While U.S. policy has served to make life more difficult and expensive (and given Castro a convenient scapegoat), it has also given the Cuban people something that money can’t buy: It has made them even more proud, resourceful and determined, and has given them a fierce nationalism that would likely not exist if there was a free exchange of goods and culture with the United States.
But perhaps the most telling comparison between the two societies came when we returned to Nassau.
In the Nassau airport, I asked if there was a way to avoid the $25 cab ride into town. Everyone I spoke to was unfriendly, rude and just plain not helpful. Strange, I thought, we just left a country where people are supposed to be miserable and oppressed and they were, to a person, congenial and helpful. Here, in a country whose stock in trade is “don’t worry, be happy,” it was completely the opposite.

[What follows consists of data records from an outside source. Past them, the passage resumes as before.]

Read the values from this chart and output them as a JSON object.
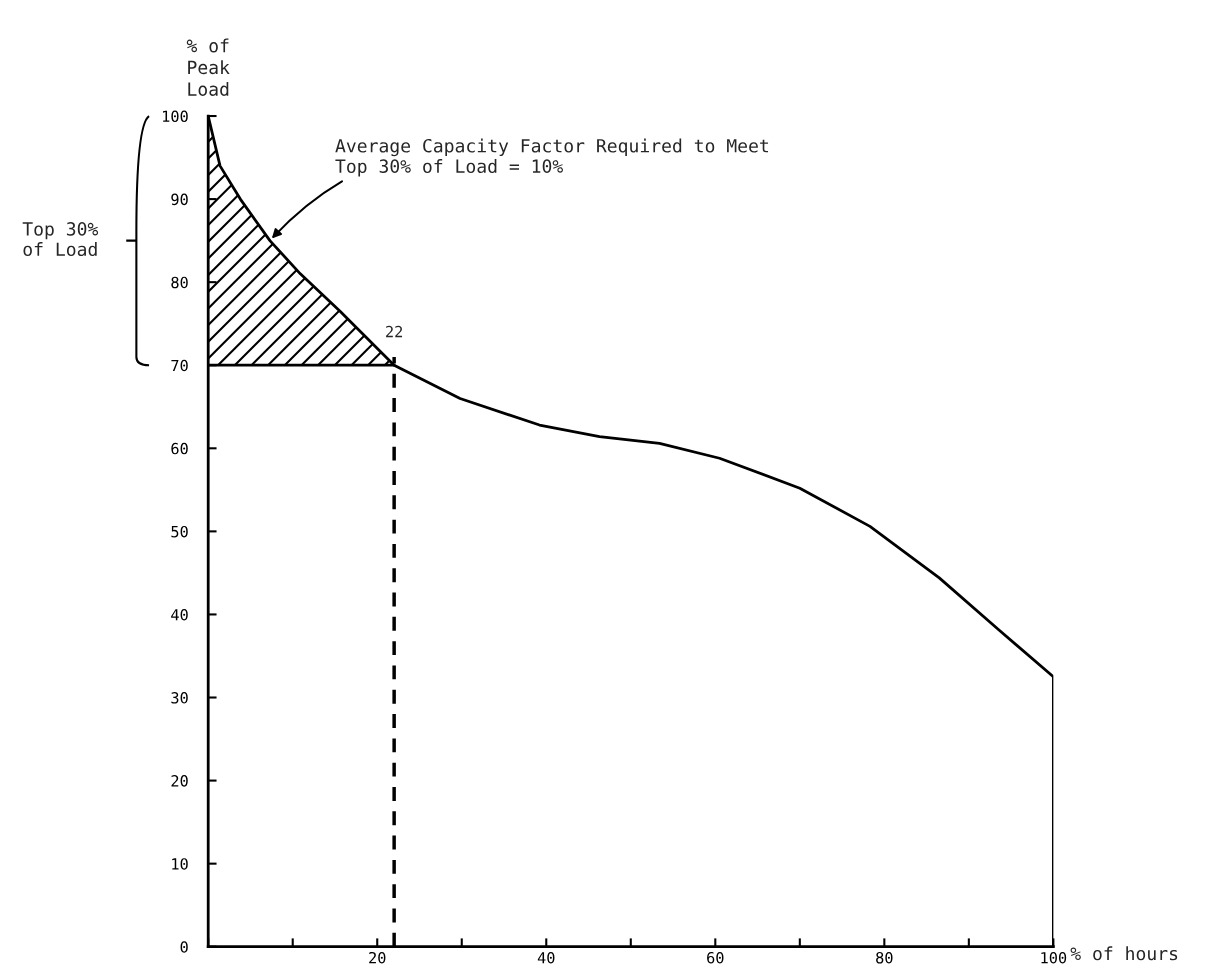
{
  "chart_data": {
    "type": "line",
    "xlabel": "% of hours",
    "ylabel": "% of\nPeak\nLoad",
    "series": [
      {
        "color": "#000000",
        "x": [
          0,
          1.4,
          3.8,
          7.3,
          10.9,
          15.6,
          22,
          29.8,
          39.2,
          46.3,
          53.4,
          60.5,
          70,
          78.3,
          86.5,
          93.6,
          100,
          100
        ],
        "values": [
          100,
          94,
          90,
          85,
          81,
          76.5,
          70,
          66,
          62.8,
          61.4,
          60.6,
          58.8,
          55.2,
          50.6,
          44.4,
          38.1,
          32.5,
          0
        ]
      },
      {
        "color": "#000000",
        "x": [
          0,
          22
        ],
        "values": [
          70,
          70
        ]
      },
      {
        "type": "area",
        "color": "#000000",
        "x": [
          0,
          1.4,
          3.8,
          7.3,
          10.9,
          15.6,
          22
        ],
        "values": [
          100,
          94,
          90,
          85,
          81,
          76.5,
          70
        ]
      }
    ],
    "ref_lines": [
      {
        "axis": "x",
        "value": 22,
        "label": "22",
        "line_style": "dashed",
        "color": "#000000"
      }
    ],
    "annotations": [
      {
        "text": "Average Capacity Factor Required to Meet\nTop 30% of Load = 10%",
        "x": 7.3,
        "y": 85
      },
      "Top 30%\nof Load"
    ],
    "xlim": [
      0,
      100
    ],
    "ylim": [
      0,
      100
    ],
    "xticks": [
      {
        "value": 0,
        "label": null
      },
      {
        "value": 10,
        "label": null
      },
      20,
      {
        "value": 30,
        "label": null
      },
      40,
      {
        "value": 50,
        "label": null
      },
      60,
      {
        "value": 70,
        "label": null
      },
      80,
      {
        "value": 90,
        "label": null
      },
      100
    ],
    "yticks": [
      0,
      10,
      20,
      30,
      40,
      50,
      60,
      70,
      80,
      90,
      100
    ],
    "grid": false,
    "legend": false
  }
}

Once outside the airport, it was easy to see why people were grumpy. It was as if we never left the United States - we saw KFC, McDonald’s, Pizza Hut, malls, strip malls, sprawling mansions and characterless hotels.
On one hand, there is an island that has kept its culture, a strong sense of nationalism and a way of life that is simple, though not easy. Then, 200 miles away, capitalism has had its way with another island. And the result isn’t pretty.
The obvious answer is that neither system is perfect. While,
I’m not ready to give up my American citizenship, the experience was enough to cause some serious thought about what we’ve deemed important in our society and how, more and more, we are isolating ourselves from the rest of the world.